In our own land we produce some reasonably boisterous trenchermen, and some tolerably careless ones too. Several among us have yet to learn how to eat corn on the ear and at the same time avoid corn in the ear. A dish of asparagus has been known to develop fine acoustic properties, and in certain quarters there is a crying need for a sound-proof soup; but even so, and admitting these things as facts, we are but mere beginners in this line when compared with our European brethren.

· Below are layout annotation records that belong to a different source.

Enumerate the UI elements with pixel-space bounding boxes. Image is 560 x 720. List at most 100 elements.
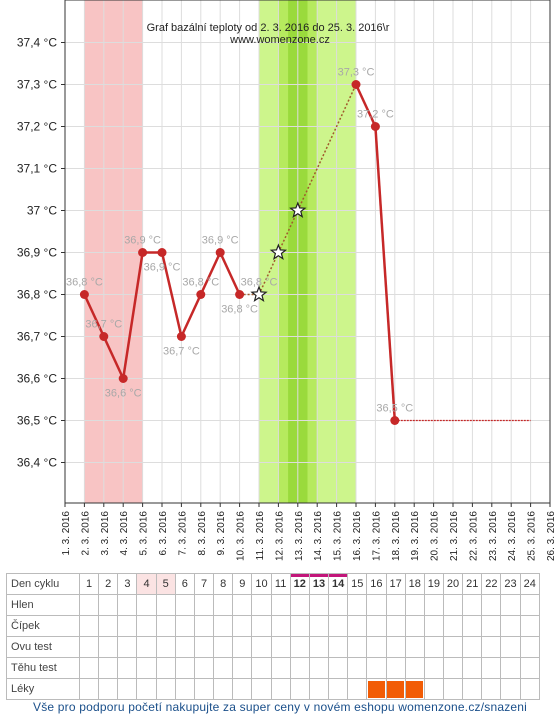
y-tick-label: 37 °C xyxy=(27,204,57,218)
cell xyxy=(308,615,330,637)
data-point xyxy=(215,248,225,257)
cell xyxy=(78,636,100,658)
x-tick-label: 9. 3. 2016 xyxy=(216,511,227,556)
cell xyxy=(193,657,215,679)
cell xyxy=(232,678,253,700)
x-tick-label: 25. 3. 2016 xyxy=(527,511,538,561)
table-row: Těhu test xyxy=(6,657,541,679)
series-segment xyxy=(83,293,105,338)
cell xyxy=(251,615,272,637)
data-point xyxy=(390,416,400,425)
x-tick-label: 15. 3. 2016 xyxy=(333,511,344,561)
y-tick-label: 36,9 °C xyxy=(17,246,57,260)
cell: 20 xyxy=(442,573,464,595)
cell xyxy=(117,678,138,700)
cell: 5 xyxy=(155,573,176,595)
x-tick-label: 21. 3. 2016 xyxy=(449,511,460,561)
cell xyxy=(347,594,368,616)
cell: 24 xyxy=(519,573,541,595)
cell xyxy=(155,615,176,637)
cell xyxy=(174,615,195,637)
cell xyxy=(500,636,521,658)
cell xyxy=(193,594,215,616)
table-row: Hlen xyxy=(6,594,541,616)
x-tick-label: 2. 3. 2016 xyxy=(80,511,91,556)
cell xyxy=(442,594,464,616)
data-label: 36,9 °C xyxy=(144,262,181,274)
series-segment xyxy=(354,83,377,128)
y-tick-label: 37,2 °C xyxy=(17,120,57,134)
data-label: 36,7 °C xyxy=(163,346,200,358)
x-tick-label: 23. 3. 2016 xyxy=(488,511,499,561)
cell xyxy=(385,678,406,700)
cell: 8 xyxy=(213,573,234,595)
medication-marker xyxy=(406,680,424,698)
table-row: Čípek xyxy=(6,615,541,637)
row-label: Léky xyxy=(6,678,80,700)
cell: 19 xyxy=(423,573,444,595)
cell xyxy=(98,636,119,658)
cell xyxy=(232,615,253,637)
data-label: 36,9 °C xyxy=(124,235,161,247)
cell xyxy=(251,636,272,658)
star-point xyxy=(269,243,288,260)
cell xyxy=(193,636,215,658)
cell xyxy=(98,615,119,637)
cell xyxy=(78,657,100,679)
y-tick-label: 36,8 °C xyxy=(17,288,57,302)
row-label: Den cyklu xyxy=(6,573,80,595)
cell xyxy=(328,615,349,637)
x-tick-label: 12. 3. 2016 xyxy=(274,511,285,561)
y-tick-label: 36,6 °C xyxy=(17,372,57,386)
cell xyxy=(385,657,406,679)
cell xyxy=(404,594,425,616)
x-tick-label: 4. 3. 2016 xyxy=(119,511,130,556)
footer-link[interactable]: Vše pro podporu početí nakupujte za supe… xyxy=(32,700,528,714)
cell xyxy=(98,678,119,700)
cell xyxy=(519,615,541,637)
series-segment xyxy=(121,252,144,379)
cell xyxy=(481,657,502,679)
cell xyxy=(366,594,387,616)
cell: 13 xyxy=(308,573,330,595)
cell xyxy=(366,636,387,658)
cell: 14 xyxy=(328,573,349,595)
cell xyxy=(442,678,464,700)
y-tick-label: 36,7 °C xyxy=(17,330,57,344)
x-tick-label: 22. 3. 2016 xyxy=(468,511,479,561)
cell xyxy=(347,636,368,658)
cell xyxy=(174,678,195,700)
cell xyxy=(404,636,425,658)
cell xyxy=(366,615,387,637)
cell: 16 xyxy=(366,573,387,595)
cell xyxy=(270,678,291,700)
x-tick-label: 3. 3. 2016 xyxy=(100,511,111,556)
star-point xyxy=(289,201,307,218)
series-segment xyxy=(297,84,357,211)
cell: 17 xyxy=(385,573,406,595)
cell: 2 xyxy=(98,573,119,595)
cell xyxy=(136,636,157,658)
table-row: Den cyklu 1 2 3 4 5 6 7 8 9 10 11 12 13 14 15 16 17 18 19 20… xyxy=(6,573,541,595)
cell xyxy=(155,678,176,700)
x-tick-label: 26. 3. 2016 xyxy=(546,511,557,561)
data-point xyxy=(118,374,128,383)
cell xyxy=(423,636,444,658)
cell xyxy=(289,636,310,658)
cell xyxy=(423,657,444,679)
data-point xyxy=(235,290,245,299)
cell xyxy=(270,636,291,658)
cell: 22 xyxy=(481,573,502,595)
x-tick-label: 7. 3. 2016 xyxy=(177,511,188,556)
row-label: Čípek xyxy=(6,615,80,637)
cell xyxy=(232,636,253,658)
cell xyxy=(213,678,234,700)
y-tick-label: 36,5 °C xyxy=(17,414,57,428)
cell xyxy=(213,636,234,658)
cell xyxy=(270,594,291,616)
series-segment xyxy=(160,252,183,337)
cell xyxy=(442,657,464,679)
cell xyxy=(289,615,310,637)
x-tick-label: 10. 3. 2016 xyxy=(236,511,247,561)
cell xyxy=(500,678,521,700)
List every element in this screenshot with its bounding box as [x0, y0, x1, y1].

In the caskets of memory I shall ever cherish the picture of a particularly hairy gentleman, apparently of Russian extraction, who patronized our hotel in Venice one evening. He was what you might call a human hazard—a golf-player would probably have thought of him in that connection. He was eating flour dumplings, using his knife for a niblick all the way round; and he lost every other shot in a concealed bunker on the edge of the rough; and he could make more noise sucking his teeth than some people could make playing on a fife.

There is a popular belief to the effect that the Neapolitan eats his spaghetti by a deft process of wrapping thirty or forty inches round the tines of his fork and then lifting it inboard, an ell at a time. This is not correct. The true Neapolitan does not eat his spaghetti at all—he inhales it. He gathers up a loose strand and starts it down his throat. He then respires from the diaphragm, and like a troupe of trained angleworms that entire mass of spaghetti uncoils itself, gets up off the plate and disappears inside him—en masse, as it were—and making him look like a man who is chinning himself over a set of bead portieres. I fear we in America will never learn to siphon our spaghetti into us thus. It takes a nation that has practiced deep breathing for centuries.